Ersten Schätzungen nach werde sich der Fehlbetrag im Sozialbereich 2024 auf mehr als 22 Millionen Euro belaufen. Im Doppelhaushalt 2023/2024 waren den Angaben zufolge ursprünglich Sozialtransferaufwendungen in Höhe von 133 Millionen für 2023 und knapp 137,5 Millionen Euro für 2024 eingeplant gewesen. Tatsächlich wurden im vergangenen Jahr rund 144 Millionen Euro ausgegeben, für dieses Jahr wird ein Anstieg auf 160 Millionen Euro geschätzt.
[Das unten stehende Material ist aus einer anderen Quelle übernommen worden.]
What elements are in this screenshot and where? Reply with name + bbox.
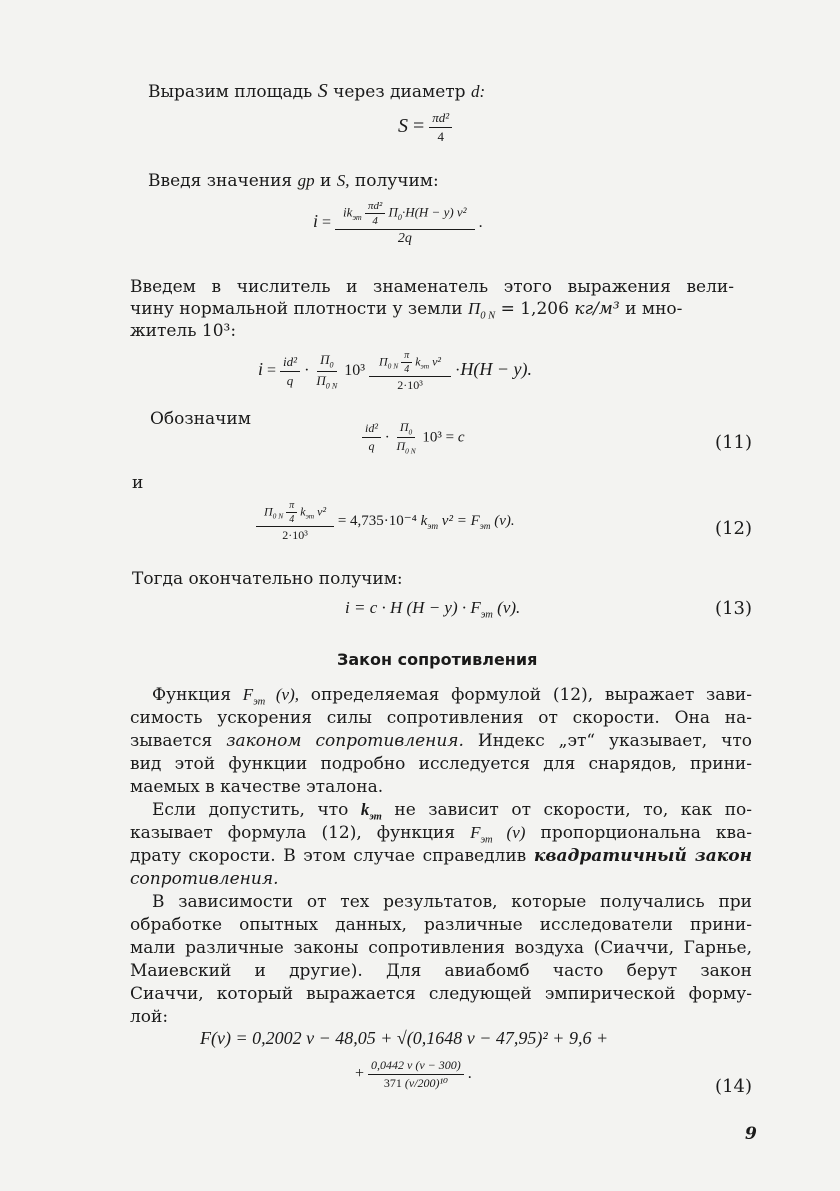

Zu Sozialtransferleistungen zählen etwa Eingliederungshilfe, Hilfen zur Pflege, Hilfen zur Erziehung, Unterhaltsvorschuss, Erstattungen an Krankenkassen für ukrainische Geflüchtete sowie Bürgergeld einschließlich der Kosten für die Unterkunft. Der Vogtlandkreis hatte den Angaben zufolge zuletzt im April 2014 eine Haushaltssperre erlassen müssen.